Voyant Méthos lui faire un signe de tête pour l'inciter à continuer, il poursuivit.

- Il y a douze jours, j'ai eu une discussion avec Saori. Ces deux-cent-cinquante dernières années j'ai eu le plaisir de rencontrer deux jeunes femmes comme vous qui ont abrité l'âme de ma Déesse. Elles sont restées humaines jusqu'au bout. Et même si elles avaient son pouvoir, jamais l'âme d'Athéna ne s'est réellement manifestée. Je veux dire, vous êtes la personne qui a le plus connu votre mère...

- Et vous avez l'impression que d'une certaine façon elle est morte, ou qu'elle s'est peu à peu assimilée aux humaines qu'elle possède, faisant d'elles plus que des vaisseaux humains mais de vraies Déesses, portant son héritage.

- Oui, c'est ça.

- Je commence à me poser les mêmes questions quand je côtoie Saori.

- De plus je voulais vous dire qu'elle a peur. Elle m'a dit la chose suivante : « Shion ? Je… je sais que je suis Athéna, mais je suis aussi Saori Kido. Je ne sais rien de Sacha ou des autres jeunes femmes qui m'ont précédée, mais j'aimerais révolutionner ce sanctuaire. Je ne me souviens de presque rien sur Athéna, je veux dire sa première vie en tant que Déesse. Et je préférerais que ça reste ainsi. Est-ce mal de vouloir vivre par moi-même ? En me servant de ses pouvoirs pour continuer sa lutte, mais avec mes propres actions ? Au cours des guerres contre mes oncles, j'ai vu que nos résurrections pouvaient être différentes. Par exemple, Hadès voulait détruire l'âme de Shun pour posséder pleinement son corps, alors que Poséidon continue à partager le corps de Julian. Pendant que l'une des deux âmes est en éveil, l'autre dort. Pour autant, les êtres sont vivants. Mais pour moi, je ne sais pas ce qu'il en est. Je n'ai pas l'impression de partager mon corps avec une autre âme, mais j'ai plutôt le sentiment d'être restée la même, Saori Kido comme si à un moment, j'avais été annihilée définitivement par Athéna – peut-être depuis ma naissance –, mais qu'en tant que Déesse protectrice de la Vie Humaine je ne voulais pas reconnaître que j'ai pu tuer une humaine pour survivre. Shion, parfois je… Tout se mélange dans ma tête et j'ai peur, je ne sais plus qui je suis. Mais Deathmask m'a conseillé d'être plus humaine, de laisser mon cœur parler, car j'avais la chance de pouvoir le faire… Mais ai-je le droit de le faire ? ». Je veux que vous compreniez que Saori n'est pas votre mère, elle est aimante et généreuse. Elle veut le bien-être des siens. Je sais que vous ne pourrez pas lui faire confiance, mais faites-moi confiance, Saori ne vous trahira pas.

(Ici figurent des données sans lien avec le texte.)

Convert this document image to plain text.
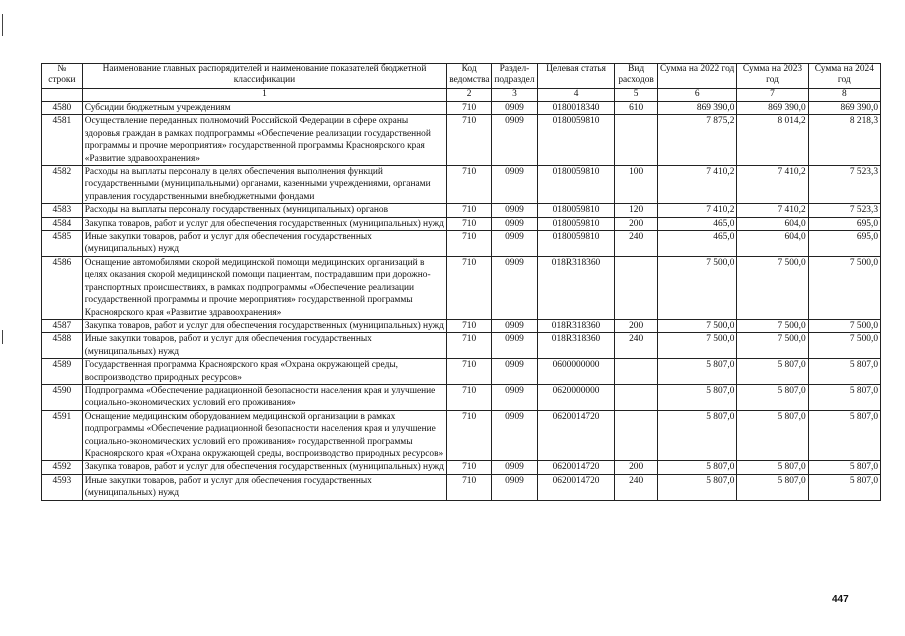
№ строки	Наименование главных распорядителей и наименование показателей бюджетной классификации	Код ведомства	Раздел-подраздел	Целевая статья	Вид расходов	Сумма на 2022 год	Сумма на 2023 год	Сумма на 2024 год
	1	2	3	4	5	6	7	8
4580	Субсидии бюджетным учреждениям	710	0909	0180018340	610	869 390,0	869 390,0	869 390,0
4581	Осуществление переданных полномочий Российской Федерации в сфере охраны здоровья граждан в рамках подпрограммы «Обеспечение реализации государственной программы и прочие мероприятия» государственной программы Красноярского края «Развитие здравоохранения»	710	0909	0180059810		7 875,2	8 014,2	8 218,3
4582	Расходы на выплаты персоналу в целях обеспечения выполнения функций государственными (муниципальными) органами, казенными учреждениями, органами управления государственными внебюджетными фондами	710	0909	0180059810	100	7 410,2	7 410,2	7 523,3
4583	Расходы на выплаты персоналу государственных (муниципальных) органов	710	0909	0180059810	120	7 410,2	7 410,2	7 523,3
4584	Закупка товаров, работ и услуг для обеспечения государственных (муниципальных) нужд	710	0909	0180059810	200	465,0	604,0	695,0
4585	Иные закупки товаров, работ и услуг для обеспечения государственных (муниципальных) нужд	710	0909	0180059810	240	465,0	604,0	695,0
4586	Оснащение автомобилями скорой медицинской помощи медицинских организаций в целях оказания скорой медицинской помощи пациентам, пострадавшим при дорожно-транспортных происшествиях, в рамках подпрограммы «Обеспечение реализации государственной программы и прочие мероприятия» государственной программы Красноярского края «Развитие здравоохранения»	710	0909	018R318360		7 500,0	7 500,0	7 500,0
4587	Закупка товаров, работ и услуг для обеспечения государственных (муниципальных) нужд	710	0909	018R318360	200	7 500,0	7 500,0	7 500,0
4588	Иные закупки товаров, работ и услуг для обеспечения государственных (муниципальных) нужд	710	0909	018R318360	240	7 500,0	7 500,0	7 500,0
4589	Государственная программа Красноярского края «Охрана окружающей среды, воспроизводство природных ресурсов»	710	0909	0600000000		5 807,0	5 807,0	5 807,0
4590	Подпрограмма «Обеспечение радиационной безопасности населения края и улучшение социально-экономических условий его проживания»	710	0909	0620000000		5 807,0	5 807,0	5 807,0
4591	Оснащение медицинским оборудованием медицинской организации в рамках подпрограммы «Обеспечение радиационной безопасности населения края и улучшение социально-экономических условий его проживания» государственной программы Красноярского края «Охрана окружающей среды, воспроизводство природных ресурсов»	710	0909	0620014720		5 807,0	5 807,0	5 807,0
4592	Закупка товаров, работ и услуг для обеспечения государственных (муниципальных) нужд	710	0909	0620014720	200	5 807,0	5 807,0	5 807,0
4593	Иные закупки товаров, работ и услуг для обеспечения государственных (муниципальных) нужд	710	0909	0620014720	240	5 807,0	5 807,0	5 807,0
447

- Vous avez fait le choix de me faire confiance car Camus me fait confiance alors je vais faire de même. Je vais vous faire confiance et par extension à Athéna, mais je veux des preuves. Si elle nous trahit, je la tuerais de mes mains et même le seigneur Arès ne m'arrêtera pas.

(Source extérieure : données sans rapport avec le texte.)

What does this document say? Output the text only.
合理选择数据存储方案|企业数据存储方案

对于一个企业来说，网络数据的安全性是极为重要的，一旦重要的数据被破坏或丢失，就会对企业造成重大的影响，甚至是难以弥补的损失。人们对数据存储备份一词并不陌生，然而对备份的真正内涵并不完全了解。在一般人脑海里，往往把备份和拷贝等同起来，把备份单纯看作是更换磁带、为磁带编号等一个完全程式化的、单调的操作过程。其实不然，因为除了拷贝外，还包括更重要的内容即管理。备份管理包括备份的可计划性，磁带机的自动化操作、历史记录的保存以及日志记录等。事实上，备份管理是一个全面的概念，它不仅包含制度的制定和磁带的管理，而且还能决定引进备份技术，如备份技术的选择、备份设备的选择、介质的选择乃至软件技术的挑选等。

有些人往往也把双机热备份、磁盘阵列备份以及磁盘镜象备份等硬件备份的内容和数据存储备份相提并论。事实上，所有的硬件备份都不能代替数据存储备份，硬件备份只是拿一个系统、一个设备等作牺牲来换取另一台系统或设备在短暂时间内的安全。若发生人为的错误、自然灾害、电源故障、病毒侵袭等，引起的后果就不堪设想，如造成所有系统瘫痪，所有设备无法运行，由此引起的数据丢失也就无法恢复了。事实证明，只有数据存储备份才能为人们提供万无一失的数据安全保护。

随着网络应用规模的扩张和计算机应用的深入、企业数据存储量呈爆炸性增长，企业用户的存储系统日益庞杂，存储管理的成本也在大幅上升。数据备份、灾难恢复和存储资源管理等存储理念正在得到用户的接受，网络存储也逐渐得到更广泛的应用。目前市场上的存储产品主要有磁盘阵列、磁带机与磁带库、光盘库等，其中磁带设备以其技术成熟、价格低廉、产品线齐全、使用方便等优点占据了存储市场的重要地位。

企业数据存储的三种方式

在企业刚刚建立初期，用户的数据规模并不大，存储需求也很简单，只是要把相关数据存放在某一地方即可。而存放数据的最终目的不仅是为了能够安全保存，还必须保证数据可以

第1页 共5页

- Bien faisons comme ça, conclut Shion.

Le Grand Pope était ravi d'avoir une chance de pouvoir peut-être arranger les choses entre eux. Car même si Saori n'était pas la mère de Méthos, elle n'en restait pas moins sa famille la plus proche, d'une certaine façon. Si les deux faisaient la paix, peut-être que la paix régnerait à nouveau, peut-être que tous pourraient avancer dans l'avenir.

Il vit ensuite Méthos se lever et prendre congé de lui. Il s'empressa de convoquer Noémie, il lui parla de la réunion du lendemain matin, de tous les invités à convoquer à l'exception d'un en particulier, puis il ajouta qu'il s'absenterait tout l'après-midi, désirant aller faire lire à Camus les deux biographies.

Enfin, chacun retourna à ses activités.